Guatemala's new president could give Trump a huge headache on immigration

Alejandro Giammattei is a critic of the migration deal his predecessor struck with the US.

Alejandro Giammattei is a critic of the migration deal his predecessor struck with the US.

(CNN)Guatemala has a new president-elect -- and Donald Trump should probably pay attention.

Alejandro Giammattei, who looks to have secured nearly 60% of the vote in Sunday's poll, has been outspoken in his opposition to a migration deal that his predecessor, Jimmy Morales, signed with the United States last month.

For Guatemalans, the result will probably be more of the same: another president who promises to combat corruption and bring an economic revival, but struggles or fails to alter the status quo on either, like Morales.

And, worse than Morales, Guatemalan president-elect Giammattei must come to power with only 42% of voters bothering to turn up to the polls, and only 59% of them voting for him.

Yet the stakes ahead are regional, if not global.

More of the same means more of the economic collapse that preceded Giammattei and sent a record number of Guatemalans heading north, seeking a better life in the United States.

In the border mountains of Huehuetenango, nearly 3% of the population has reportedly already fled to the US border since late last year.

The conditions they were escaping include: climate change devastating crops; drug cartels running entire villages; flights of trafficker cocaine landing in the forest; and gang violence killing regularly.

Why does this have a global impact?

Because the Trump administration has a plan which intends to use Guatemala to limit the number of migrants trying to head north to its border. Under an agreement signed by the then-Guatemalan interior minister, Enrique Asturias, in Washington earlier this month, migrants in Guatemala must apply for asylum there, and fail to get it, before they can apply for asylum in the US.

Migrants who continue their journey north to the US in spite of the new restrictions will be returned to Guatemala, according to acting Homeland Security Secretary Kevin McAleenan.

The deal -- addendums to which remain secret -- is essentially a "safe third country" agreement between the US and Guatemala, in all but name.

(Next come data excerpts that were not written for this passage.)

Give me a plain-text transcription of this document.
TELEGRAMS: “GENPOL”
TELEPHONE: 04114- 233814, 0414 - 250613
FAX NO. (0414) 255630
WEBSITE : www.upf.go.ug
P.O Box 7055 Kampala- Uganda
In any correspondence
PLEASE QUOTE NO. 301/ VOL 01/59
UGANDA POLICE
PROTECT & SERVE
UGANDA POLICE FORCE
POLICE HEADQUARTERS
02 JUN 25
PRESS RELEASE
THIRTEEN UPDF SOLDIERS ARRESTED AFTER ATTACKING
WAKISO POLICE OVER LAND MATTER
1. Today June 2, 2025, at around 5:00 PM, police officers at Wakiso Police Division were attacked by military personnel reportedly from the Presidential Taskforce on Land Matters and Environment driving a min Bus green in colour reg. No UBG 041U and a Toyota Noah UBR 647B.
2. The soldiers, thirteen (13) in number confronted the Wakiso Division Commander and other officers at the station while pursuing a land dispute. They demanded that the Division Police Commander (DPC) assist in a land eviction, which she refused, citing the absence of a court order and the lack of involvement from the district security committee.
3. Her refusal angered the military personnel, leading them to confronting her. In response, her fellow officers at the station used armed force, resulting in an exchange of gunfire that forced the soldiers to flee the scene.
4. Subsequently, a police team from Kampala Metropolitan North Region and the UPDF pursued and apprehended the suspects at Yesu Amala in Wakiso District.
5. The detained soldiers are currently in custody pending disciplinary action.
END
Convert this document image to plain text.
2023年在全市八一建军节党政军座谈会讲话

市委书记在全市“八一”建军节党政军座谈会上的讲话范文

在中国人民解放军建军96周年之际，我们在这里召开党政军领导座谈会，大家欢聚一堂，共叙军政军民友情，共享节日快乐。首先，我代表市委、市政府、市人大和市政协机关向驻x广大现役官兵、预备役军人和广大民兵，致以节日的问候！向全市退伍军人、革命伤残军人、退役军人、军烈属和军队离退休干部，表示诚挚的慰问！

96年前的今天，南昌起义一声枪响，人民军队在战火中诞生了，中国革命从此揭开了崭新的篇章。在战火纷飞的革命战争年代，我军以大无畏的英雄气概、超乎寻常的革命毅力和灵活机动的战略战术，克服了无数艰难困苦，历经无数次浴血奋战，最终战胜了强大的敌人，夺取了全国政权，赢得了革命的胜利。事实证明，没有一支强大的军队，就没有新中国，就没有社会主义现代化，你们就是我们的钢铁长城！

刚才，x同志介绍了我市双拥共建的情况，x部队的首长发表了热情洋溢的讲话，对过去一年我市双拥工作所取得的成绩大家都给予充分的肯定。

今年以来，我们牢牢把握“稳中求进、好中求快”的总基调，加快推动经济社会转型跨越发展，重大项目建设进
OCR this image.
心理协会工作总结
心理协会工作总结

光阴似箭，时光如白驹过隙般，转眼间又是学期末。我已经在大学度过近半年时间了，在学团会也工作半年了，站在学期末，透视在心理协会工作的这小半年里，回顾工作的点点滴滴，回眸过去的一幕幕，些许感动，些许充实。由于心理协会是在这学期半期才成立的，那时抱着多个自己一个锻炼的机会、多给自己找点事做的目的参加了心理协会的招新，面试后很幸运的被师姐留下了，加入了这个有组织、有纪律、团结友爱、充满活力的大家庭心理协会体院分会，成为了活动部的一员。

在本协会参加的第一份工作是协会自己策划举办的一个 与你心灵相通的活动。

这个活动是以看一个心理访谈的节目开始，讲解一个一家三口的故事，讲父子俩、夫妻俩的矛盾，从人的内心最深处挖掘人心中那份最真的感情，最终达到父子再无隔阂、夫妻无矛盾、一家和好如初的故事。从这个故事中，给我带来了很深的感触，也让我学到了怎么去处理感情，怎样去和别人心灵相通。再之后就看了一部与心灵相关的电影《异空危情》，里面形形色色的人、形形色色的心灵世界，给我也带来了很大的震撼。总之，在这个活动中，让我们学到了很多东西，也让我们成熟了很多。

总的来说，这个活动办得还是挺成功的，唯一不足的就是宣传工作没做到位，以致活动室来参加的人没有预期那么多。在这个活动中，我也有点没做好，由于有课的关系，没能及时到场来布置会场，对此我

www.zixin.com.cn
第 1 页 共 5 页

In layman's terms, it means the US and Guatemala agree that Guatemala -- with one of the world's highest murder rates, whose capital the US tells tourists to reconsider travel to because of crime -- is perversely declared a safe place for migrants to wait. In practical terms, it ends the journeys north of most migrants there.

Guatemalans and Mexicans can still travel north, but they have to go through a toughened-up series of Mexican border checks. There are reports the deal may involve financial help for more migrant facilities in Guatemala, and US personnel to help train people in dealing with what would be an enormous and impossible surge in asylum applications. Guatemala would become a sort of holding pen for migrants, where bureaucracy would likely swallow their dreams of a safer life up north.

When does this deal come into force? Signed hastily by the outgoing administration, it has already been opposed by the Guatemalan Constitutional Court, who ruled its Congress has to decide on any safe third country agreements. But it is scheduled to come into effect in mid-August -- unless of course Giammattei sticks to his word and blocks it.

But there's a catch: Guatemala's elite. They also have an outsized view, likely heard in the country's corridors of power.

The prospect of Trump's wrath -- he has already cut aid to the economically troubled nation, and flatly threatened destructive tariffs if the deal isn't put into force -- will trouble them.

Whatever unpopularity Giammattei faces over this deal will likely be dwarfed if the US -- recipient of around 40% of Guatemala's exports -- suddenly puts up trade barriers.

It is not much of a choice: possible ruin through a deluge of asylum applications, or more assured ruin through trade tariffs. And herein lies the cynical logic behind the US scheme.

The United States surely does not expect migrants who want to live in Texas or California to settle on waiting for that dream in Guatemala as their paperwork trundles through a very clogged and restrictive US system. It expects them not to come at all.

The signal is not "there is a new system for the huddled masses," but "America is not open for you at all." The problem for the US's moral conscience is that migrants do not stop coming. They are desperate, and more restrictions just mean they accept taking on more risks during their journey.

Consider the fate of Christian, 10, and his father Rudy, 37. Guatemalan, they left home on May 28, heading north, using ruthless smugglers that work for Mexican cartels to help them navigate tougher border .

The cartel was from the deadly Los Zetas, according to Mexican officials, and double crossed them for a ransom. They couldn't pay, so Rudy's throat was slit, and Christian was found with neck injuries next to his father's lifeless body.

This tough new system which Guatemala must decide upon endorsing may worsen migrants' legal choices. But it won't stop their burning desire to leave, or the spiraling collapse of Central America that begins their journey.